In fact, any style="..." attribute can invoke script in IE.
< object > would be one more tag to be weary of.
Upvotes: 0
Reputation: 84503
i'd suggest a slightly alternative approach:
keeping user data clean allows you more flexibility in how it's displayed. filtering all outgoing data is a good habit to get into (along the never trust data meme).
Upvotes: 2
Reputation: 12476
You didn't state what the forum was built with, but if it's PHP, check out:
Library Features: Whitelist, Removal, Well-formed, Nesting, Attributes, XSS safe, Standards safe
Upvotes: 2
Reputation: 17546
Parse the input provides and strip out all html tags that don't match exactly the list you are allowing. This can either be a complex regex, or you can do a stateful iteration through the char[] of the input string building the allowed input string and stripping unwanted attributes on tags like img
.
Use a different code system (BBCode, Markdown)
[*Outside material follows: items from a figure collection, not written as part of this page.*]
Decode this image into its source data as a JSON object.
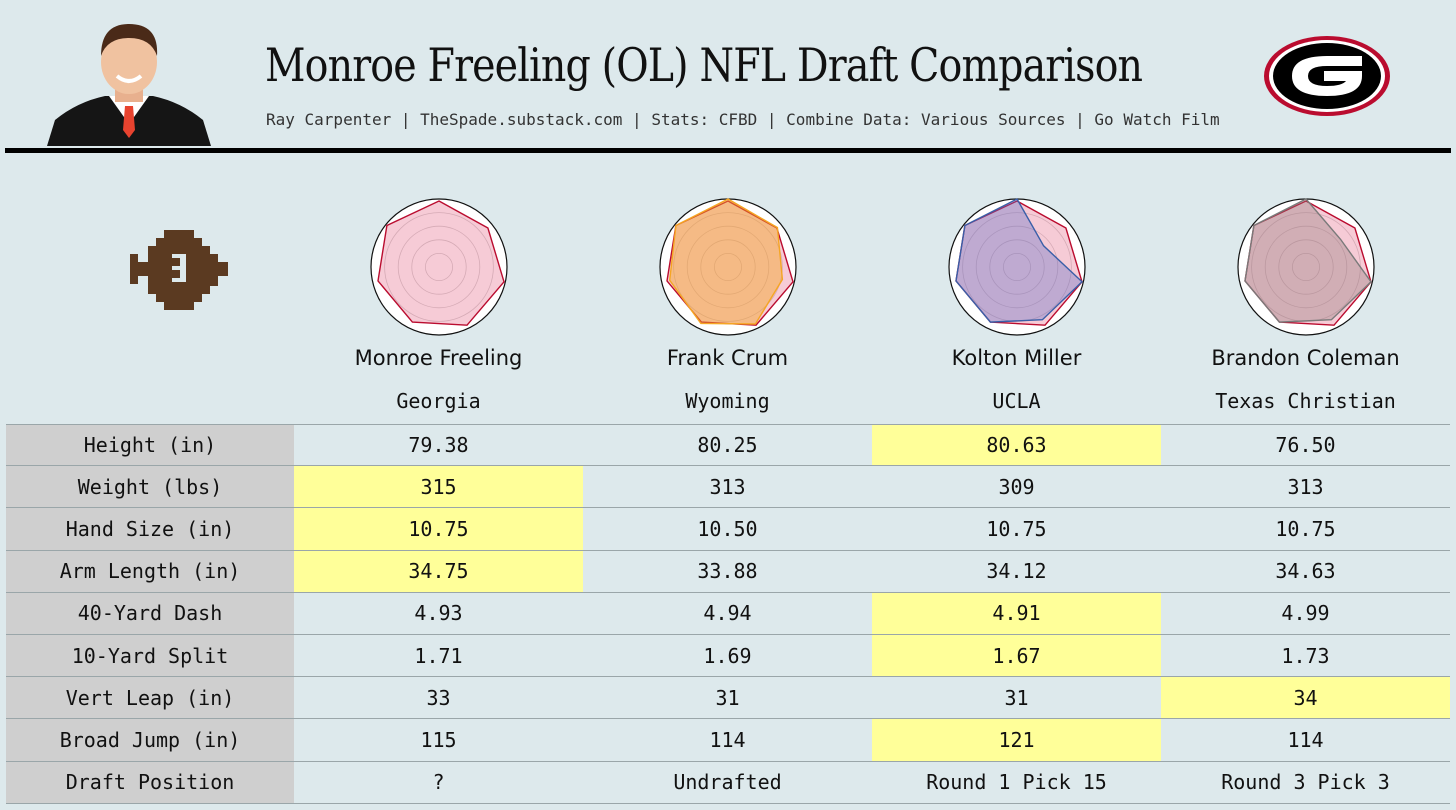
{
  "header": {
    "title": "Monroe Freeling (OL) NFL Draft Comparison",
    "subtitle": "Ray Carpenter | TheSpade.substack.com | Stats: CFBD | Combine Data: Various Sources | Go Watch Film",
    "logo_letter": "G"
  },
  "colors": {
    "background": "#dde9ec",
    "highlight": "#ffff99",
    "label_bg": "#cfcfcf",
    "georgia_red": "#ba0c2f",
    "crum": "#f5a623",
    "miller": "#3a5fa8",
    "coleman": "#7a7a7a"
  },
  "players": [
    {
      "name": "Monroe Freeling",
      "school": "Georgia"
    },
    {
      "name": "Frank Crum",
      "school": "Wyoming"
    },
    {
      "name": "Kolton Miller",
      "school": "UCLA"
    },
    {
      "name": "Brandon Coleman",
      "school": "Texas Christian"
    }
  ],
  "chart_data": {
    "type": "table",
    "title": "Monroe Freeling (OL) NFL Draft Comparison",
    "columns": [
      "Monroe Freeling",
      "Frank Crum",
      "Kolton Miller",
      "Brandon Coleman"
    ],
    "rows": [
      {
        "label": "Height (in)",
        "values": [
          "79.38",
          "80.25",
          "80.63",
          "76.50"
        ],
        "highlight": [
          2
        ]
      },
      {
        "label": "Weight (lbs)",
        "values": [
          "315",
          "313",
          "309",
          "313"
        ],
        "highlight": [
          0
        ]
      },
      {
        "label": "Hand Size (in)",
        "values": [
          "10.75",
          "10.50",
          "10.75",
          "10.75"
        ],
        "highlight": [
          0
        ]
      },
      {
        "label": "Arm Length (in)",
        "values": [
          "34.75",
          "33.88",
          "34.12",
          "34.63"
        ],
        "highlight": [
          0
        ]
      },
      {
        "label": "40-Yard Dash",
        "values": [
          "4.93",
          "4.94",
          "4.91",
          "4.99"
        ],
        "highlight": [
          2
        ]
      },
      {
        "label": "10-Yard Split",
        "values": [
          "1.71",
          "1.69",
          "1.67",
          "1.73"
        ],
        "highlight": [
          2
        ]
      },
      {
        "label": "Vert Leap (in)",
        "values": [
          "33",
          "31",
          "31",
          "34"
        ],
        "highlight": [
          3
        ]
      },
      {
        "label": "Broad Jump (in)",
        "values": [
          "115",
          "114",
          "121",
          "114"
        ],
        "highlight": [
          2
        ]
      },
      {
        "label": "Draft Position",
        "values": [
          "?",
          "Undrafted",
          "Round 1 Pick 15",
          "Round 3 Pick 3"
        ],
        "highlight": []
      }
    ],
    "radar": {
      "type": "radar",
      "axes": 7,
      "range": [
        0,
        1
      ],
      "base": {
        "name": "Monroe Freeling",
        "values": [
          0.97,
          0.92,
          0.98,
          0.95,
          0.9,
          0.92,
          0.98
        ]
      },
      "comparisons": [
        null,
        {
          "name": "Frank Crum",
          "values": [
            1.0,
            0.93,
            0.82,
            0.93,
            0.92,
            0.88,
            0.98
          ]
        },
        {
          "name": "Kolton Miller",
          "values": [
            1.0,
            0.5,
            0.98,
            0.86,
            0.9,
            0.92,
            0.98
          ]
        },
        {
          "name": "Brandon Coleman",
          "values": [
            1.0,
            0.65,
            0.98,
            0.86,
            0.9,
            0.92,
            0.98
          ]
        }
      ]
    }
  }
}
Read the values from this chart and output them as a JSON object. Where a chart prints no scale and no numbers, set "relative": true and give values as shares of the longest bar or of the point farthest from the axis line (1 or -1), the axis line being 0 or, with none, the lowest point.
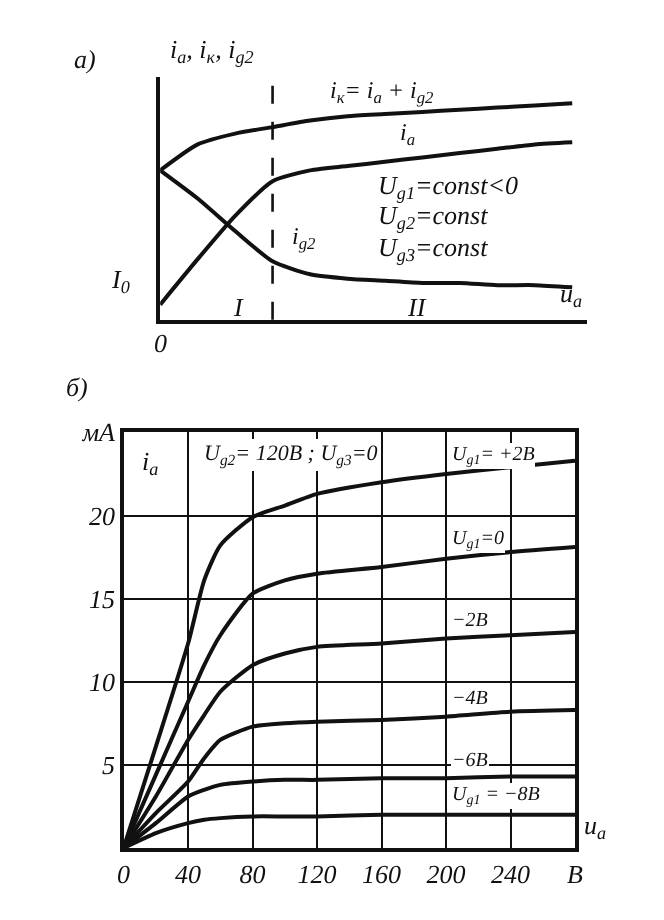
{
  "chart_data": [
    {
      "type": "line",
      "title": "а)",
      "ylabel": "i$_{a}$, i$_{к}$, i$_{g2}$",
      "xlabel": "u$_{a}$",
      "relative": true,
      "grid": false,
      "categories": [
        null,
        null,
        null,
        null,
        null,
        null,
        null,
        null,
        null,
        null,
        null,
        null
      ],
      "series": [
        {
          "name": "i$_{к}$= i$_{a}$ + i$_{g2}$",
          "color": "#111111",
          "values": [
            0.69,
            0.81,
            0.86,
            0.89,
            0.92,
            0.94,
            0.95,
            0.96,
            0.97,
            0.98,
            0.99,
            1.0
          ]
        },
        {
          "name": "i$_{a}$",
          "color": "#111111",
          "values": [
            0.07,
            0.28,
            0.48,
            0.64,
            0.69,
            0.71,
            0.73,
            0.75,
            0.77,
            0.79,
            0.81,
            0.82
          ]
        },
        {
          "name": "i$_{g2}$",
          "color": "#111111",
          "values": [
            0.69,
            0.56,
            0.41,
            0.27,
            0.21,
            0.19,
            0.18,
            0.17,
            0.17,
            0.16,
            0.16,
            0.15
          ]
        }
      ],
      "annotations": [
        "U$_{g1}$=const<0",
        "U$_{g2}$=const",
        "U$_{g3}$=const",
        "I",
        "II",
        "I$_{0}$",
        "0"
      ]
    },
    {
      "type": "line",
      "title": "б)",
      "ylabel": "i$_{a}$",
      "xlabel": "u$_{a}$",
      "grid": true,
      "x": [
        0,
        20,
        40,
        50,
        60,
        80,
        100,
        120,
        160,
        200,
        240,
        280
      ],
      "xlim": [
        0,
        280
      ],
      "xticks": [
        0,
        40,
        80,
        120,
        160,
        200,
        240,
        {
          "value": 280,
          "label": "В"
        }
      ],
      "ylim": [
        0,
        25
      ],
      "yticks": [
        5,
        10,
        15,
        20,
        {
          "value": 25,
          "label": "мА"
        }
      ],
      "series": [
        {
          "name": "U$_{g1}$= +2В",
          "color": "#111111",
          "values": [
            0,
            6.1,
            12.3,
            16.1,
            18.2,
            19.9,
            20.6,
            21.3,
            22.0,
            22.5,
            22.9,
            23.3
          ]
        },
        {
          "name": "U$_{g1}$=0",
          "color": "#111111",
          "values": [
            0,
            4.4,
            8.8,
            11.0,
            12.8,
            15.3,
            16.1,
            16.5,
            16.9,
            17.4,
            17.8,
            18.1
          ]
        },
        {
          "name": "−2В",
          "color": "#111111",
          "values": [
            0,
            3.1,
            6.5,
            8.0,
            9.4,
            11.0,
            11.7,
            12.1,
            12.3,
            12.6,
            12.8,
            13.0
          ]
        },
        {
          "name": "−4В",
          "color": "#111111",
          "values": [
            0,
            2.1,
            4.0,
            5.4,
            6.5,
            7.3,
            7.5,
            7.6,
            7.7,
            7.9,
            8.2,
            8.3
          ]
        },
        {
          "name": "−6В",
          "color": "#111111",
          "values": [
            0,
            1.5,
            3.1,
            3.5,
            3.8,
            4.0,
            4.1,
            4.1,
            4.2,
            4.2,
            4.3,
            4.3
          ]
        },
        {
          "name": "U$_{g1}$ = −8В",
          "color": "#111111",
          "values": [
            0,
            0.9,
            1.5,
            1.7,
            1.8,
            1.9,
            1.9,
            1.9,
            2.0,
            2.0,
            2.0,
            2.0
          ]
        }
      ],
      "annotations": [
        "U$_{g2}$= 120В ; U$_{g3}$=0"
      ]
    }
  ]
}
Find some code online that already does this, to use as a basis for your implementation. For example Slashcode must perform this, so look for its implementation in the Perl and use the regexes (that I assume are there)
Upvotes: 0
Reputation: 33455
Once the text is submitted, you could strip any/all tags that don't match your predefined set using a regex in PHP.
It would look something like the following:
find open tag (<)
if contents != allowed tag, remove tag (from <..>)
Upvotes: 0